La culture est un élément central dans toute organisation et l’enjeu reste la capacité des personnes concernées à produire de la synergie dans l’objectif de définir un modèle. Il constitue ce qui fait Un, et prend sens que parce que les éléments impliqués ont pris conscience que leurs divergences doivent-être considérées comme des obstacles à la mise en place d’une organisation efficace.

L’interculturalité comme point de blocage dans l’organisation est un enjeu qu’il convient de maîtriser tant du point de vue sociologique que managérial. La prise en compte des forces et des faiblesses de l’interculturalité dans le développement de l’intervention sociale est la meilleure démarche pour faire de l’interculturalité un incontournable potentiel. La position intermédiaire du Conseil Départemental de Mayotte par rapport à la politique sociale au bénéfice des demandeurs relève également, d’un enjeu d’interculturalité du fait de la configuration démographique du territoire qui soulève des questions sur la fiabilité de distribuer des aides du droit commun dans un territoire où les personnes les plus vulnérables ne disposent pas des conditions administratives suffisantes pour être reconnues comme affiliées à l’aide sociale. 

L’intermédiarité est un pilier pour le développement de l’innovation, elle est également la principale matrice des méthodes d’intervention sociale. Faire de l’intermédiation un levier dans l’innovation sociale consistera à changer de grille de lecture dans les pratiques et notamment dans les interactions entre les professionnelles et leurs usagers.
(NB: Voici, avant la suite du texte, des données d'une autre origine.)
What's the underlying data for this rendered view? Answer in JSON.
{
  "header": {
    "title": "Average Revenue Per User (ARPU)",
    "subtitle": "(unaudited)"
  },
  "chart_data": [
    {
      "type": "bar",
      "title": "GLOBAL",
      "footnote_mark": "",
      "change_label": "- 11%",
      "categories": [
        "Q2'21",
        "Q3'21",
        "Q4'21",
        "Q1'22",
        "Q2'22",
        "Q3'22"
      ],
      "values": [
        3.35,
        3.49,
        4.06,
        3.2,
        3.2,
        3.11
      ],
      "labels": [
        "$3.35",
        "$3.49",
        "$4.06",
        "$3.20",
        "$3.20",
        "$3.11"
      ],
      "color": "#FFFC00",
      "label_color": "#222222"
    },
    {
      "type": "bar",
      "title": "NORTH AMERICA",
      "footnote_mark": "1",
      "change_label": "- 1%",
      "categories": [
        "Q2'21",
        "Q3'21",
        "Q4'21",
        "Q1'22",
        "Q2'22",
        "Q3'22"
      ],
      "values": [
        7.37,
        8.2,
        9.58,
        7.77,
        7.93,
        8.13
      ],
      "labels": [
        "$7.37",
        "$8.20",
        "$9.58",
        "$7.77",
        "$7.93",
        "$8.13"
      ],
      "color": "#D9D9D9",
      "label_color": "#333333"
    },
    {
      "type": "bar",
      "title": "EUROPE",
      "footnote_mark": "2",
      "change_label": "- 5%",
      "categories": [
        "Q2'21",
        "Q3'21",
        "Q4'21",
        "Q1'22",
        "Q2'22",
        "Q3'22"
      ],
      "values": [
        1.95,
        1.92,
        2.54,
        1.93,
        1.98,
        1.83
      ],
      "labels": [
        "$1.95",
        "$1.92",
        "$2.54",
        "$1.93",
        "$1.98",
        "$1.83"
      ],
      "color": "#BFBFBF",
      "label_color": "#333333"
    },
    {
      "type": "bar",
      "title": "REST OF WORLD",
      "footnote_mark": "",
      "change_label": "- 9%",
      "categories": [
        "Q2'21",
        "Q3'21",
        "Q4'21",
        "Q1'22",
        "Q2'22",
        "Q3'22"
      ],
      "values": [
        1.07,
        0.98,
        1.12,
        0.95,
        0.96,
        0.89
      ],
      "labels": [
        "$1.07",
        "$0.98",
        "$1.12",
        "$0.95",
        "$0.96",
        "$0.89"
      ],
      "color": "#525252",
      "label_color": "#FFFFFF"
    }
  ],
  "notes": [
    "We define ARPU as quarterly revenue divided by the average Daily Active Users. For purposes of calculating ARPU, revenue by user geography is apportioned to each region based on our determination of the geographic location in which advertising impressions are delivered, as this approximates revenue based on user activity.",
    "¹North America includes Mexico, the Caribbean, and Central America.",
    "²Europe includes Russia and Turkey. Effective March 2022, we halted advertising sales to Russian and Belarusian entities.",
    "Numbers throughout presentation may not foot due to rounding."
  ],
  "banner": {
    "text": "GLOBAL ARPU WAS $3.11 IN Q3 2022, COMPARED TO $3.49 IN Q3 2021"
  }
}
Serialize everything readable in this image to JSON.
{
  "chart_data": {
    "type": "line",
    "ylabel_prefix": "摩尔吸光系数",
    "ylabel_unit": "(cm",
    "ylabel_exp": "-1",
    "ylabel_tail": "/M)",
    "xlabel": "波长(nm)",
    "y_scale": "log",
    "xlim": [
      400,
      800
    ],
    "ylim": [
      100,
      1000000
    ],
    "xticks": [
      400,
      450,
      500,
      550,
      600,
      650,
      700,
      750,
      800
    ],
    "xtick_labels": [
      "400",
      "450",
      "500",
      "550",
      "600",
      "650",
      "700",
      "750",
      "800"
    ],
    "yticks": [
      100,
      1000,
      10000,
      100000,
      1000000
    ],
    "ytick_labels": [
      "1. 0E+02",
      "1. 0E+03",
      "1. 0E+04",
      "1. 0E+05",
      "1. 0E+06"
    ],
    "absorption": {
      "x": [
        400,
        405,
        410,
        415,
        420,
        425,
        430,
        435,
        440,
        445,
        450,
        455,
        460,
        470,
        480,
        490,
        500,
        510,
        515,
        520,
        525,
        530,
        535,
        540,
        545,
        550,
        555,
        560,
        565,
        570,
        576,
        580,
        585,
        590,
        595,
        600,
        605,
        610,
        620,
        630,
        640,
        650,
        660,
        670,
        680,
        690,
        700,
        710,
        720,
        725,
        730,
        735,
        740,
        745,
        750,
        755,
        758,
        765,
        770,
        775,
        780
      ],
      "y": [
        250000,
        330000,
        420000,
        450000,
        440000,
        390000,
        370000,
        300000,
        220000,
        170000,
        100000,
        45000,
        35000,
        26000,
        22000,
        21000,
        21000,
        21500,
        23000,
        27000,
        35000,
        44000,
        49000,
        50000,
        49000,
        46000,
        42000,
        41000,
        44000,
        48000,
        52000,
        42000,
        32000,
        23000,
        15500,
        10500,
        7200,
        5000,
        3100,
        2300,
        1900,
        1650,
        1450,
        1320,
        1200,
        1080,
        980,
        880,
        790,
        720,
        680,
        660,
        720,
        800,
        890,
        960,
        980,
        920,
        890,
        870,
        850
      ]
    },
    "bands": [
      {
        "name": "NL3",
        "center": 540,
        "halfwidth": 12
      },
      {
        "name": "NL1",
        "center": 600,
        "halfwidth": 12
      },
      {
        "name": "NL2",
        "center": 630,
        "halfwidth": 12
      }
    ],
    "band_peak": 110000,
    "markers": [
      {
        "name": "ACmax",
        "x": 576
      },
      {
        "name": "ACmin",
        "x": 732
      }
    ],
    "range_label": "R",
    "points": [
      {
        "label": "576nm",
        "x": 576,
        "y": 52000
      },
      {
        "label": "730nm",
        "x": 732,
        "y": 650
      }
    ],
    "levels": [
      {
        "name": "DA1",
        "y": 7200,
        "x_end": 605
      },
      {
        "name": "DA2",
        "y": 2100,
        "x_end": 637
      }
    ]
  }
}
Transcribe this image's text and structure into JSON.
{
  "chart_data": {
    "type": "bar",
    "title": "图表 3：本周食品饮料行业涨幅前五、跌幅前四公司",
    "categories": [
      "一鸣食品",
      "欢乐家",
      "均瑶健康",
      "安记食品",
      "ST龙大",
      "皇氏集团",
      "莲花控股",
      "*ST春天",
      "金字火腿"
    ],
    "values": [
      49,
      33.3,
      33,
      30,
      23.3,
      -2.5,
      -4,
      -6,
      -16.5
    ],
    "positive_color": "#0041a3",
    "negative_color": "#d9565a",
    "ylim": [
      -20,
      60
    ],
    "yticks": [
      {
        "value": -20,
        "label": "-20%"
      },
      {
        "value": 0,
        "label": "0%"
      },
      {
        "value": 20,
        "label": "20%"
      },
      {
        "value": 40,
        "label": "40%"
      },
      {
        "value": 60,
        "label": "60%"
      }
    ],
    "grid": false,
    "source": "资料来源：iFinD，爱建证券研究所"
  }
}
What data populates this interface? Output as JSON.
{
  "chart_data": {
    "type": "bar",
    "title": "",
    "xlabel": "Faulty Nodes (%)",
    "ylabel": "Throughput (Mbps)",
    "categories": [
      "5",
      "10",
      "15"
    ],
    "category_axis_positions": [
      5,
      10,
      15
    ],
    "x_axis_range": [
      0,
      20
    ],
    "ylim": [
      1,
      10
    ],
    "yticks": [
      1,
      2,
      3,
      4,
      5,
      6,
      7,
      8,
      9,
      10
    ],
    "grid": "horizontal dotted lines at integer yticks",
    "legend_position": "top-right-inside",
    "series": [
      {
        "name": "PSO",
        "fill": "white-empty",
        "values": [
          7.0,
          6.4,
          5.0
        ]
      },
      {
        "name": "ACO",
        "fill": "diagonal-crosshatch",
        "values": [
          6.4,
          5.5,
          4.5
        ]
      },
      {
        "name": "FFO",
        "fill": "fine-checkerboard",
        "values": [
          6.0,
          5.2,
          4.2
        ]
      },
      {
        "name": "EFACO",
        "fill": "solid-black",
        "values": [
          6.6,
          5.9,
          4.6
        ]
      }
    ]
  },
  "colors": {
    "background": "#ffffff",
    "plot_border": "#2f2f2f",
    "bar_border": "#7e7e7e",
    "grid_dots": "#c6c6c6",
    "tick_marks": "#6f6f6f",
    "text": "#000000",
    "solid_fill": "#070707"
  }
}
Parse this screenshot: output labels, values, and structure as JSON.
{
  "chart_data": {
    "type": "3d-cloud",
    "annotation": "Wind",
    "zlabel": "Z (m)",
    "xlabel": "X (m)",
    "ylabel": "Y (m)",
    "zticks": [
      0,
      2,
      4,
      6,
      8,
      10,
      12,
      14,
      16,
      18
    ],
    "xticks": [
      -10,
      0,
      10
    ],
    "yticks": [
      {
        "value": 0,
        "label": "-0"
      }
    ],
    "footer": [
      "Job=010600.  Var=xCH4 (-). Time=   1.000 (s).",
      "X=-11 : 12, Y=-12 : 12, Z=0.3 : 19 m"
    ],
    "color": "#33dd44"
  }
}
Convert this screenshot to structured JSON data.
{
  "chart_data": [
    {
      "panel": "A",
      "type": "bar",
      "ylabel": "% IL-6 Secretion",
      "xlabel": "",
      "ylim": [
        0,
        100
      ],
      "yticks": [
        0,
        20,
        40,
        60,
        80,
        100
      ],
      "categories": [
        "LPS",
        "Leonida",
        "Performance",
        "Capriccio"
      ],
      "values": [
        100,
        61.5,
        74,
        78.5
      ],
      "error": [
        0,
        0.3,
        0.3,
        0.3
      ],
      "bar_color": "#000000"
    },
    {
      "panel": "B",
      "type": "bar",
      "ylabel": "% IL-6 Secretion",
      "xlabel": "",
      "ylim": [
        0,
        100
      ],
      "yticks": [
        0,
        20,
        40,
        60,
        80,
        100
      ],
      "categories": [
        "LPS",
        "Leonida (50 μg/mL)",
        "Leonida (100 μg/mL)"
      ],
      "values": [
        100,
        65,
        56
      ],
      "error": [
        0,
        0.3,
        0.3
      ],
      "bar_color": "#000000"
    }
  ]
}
Cela commence très nettement par la différenciation entre :

  1. La demande qui est l’expression de l’urgence sociale de l’usager qui doit-être accompagnée par une écoute active du travailleur social
  2. Le besoin qui est la résultante de l’analyse de la demande, permettant de faire ressortir d’autres demandes hiérarchisées, selon leur niveau d’importance et d’urgence
  3. La situation qui permet de faire une typologie du demandeur, partant de sa situation administrative, à sa composition familiale, en passant par son type d’activité et à ses conditions d’occupations dans son logement.

Enfin, l’intermédiarité constitue surtout un espace potentiellement producteur d’innovations et d’expérimentations. Elle permet de partir des diversités pour produire des intelligences car la synergie constitue un enjeu de développement. Afin de formaliser ce changement de grille de lecture, nous préconisons que les professionnels se dotent d’outils numériques de collecte et de sécurisation des demandes, de partage dans le réseau partenarial du territoire d’intervention dans l’objectif de :

  1. mener des réflexions collectives 
  2. et mettre en place des actions collectives concertées et hiérarchisées. 

Bibliographie

  • Nathalie Dupuis-Hepner, l’intelligence collective au service de l’intérêt collectif, l’ISIC: des pratiques actuelles à l’intelligence collectives, La revue française de service social n°259-2015-4
  • Loi n° 2001-616 du 11 juillet 2001 relative à Mayotte
  • Code de l’action sociale et des familles
  • François Dubet, Le déclin de l’institution, éditions seuils, 2002, Paris. 
  • Daniel Filâtre et Gilbert Terssac, Les dynamiques intermédiaires au cœur de l’action publique, Octarès, Septembre 2005.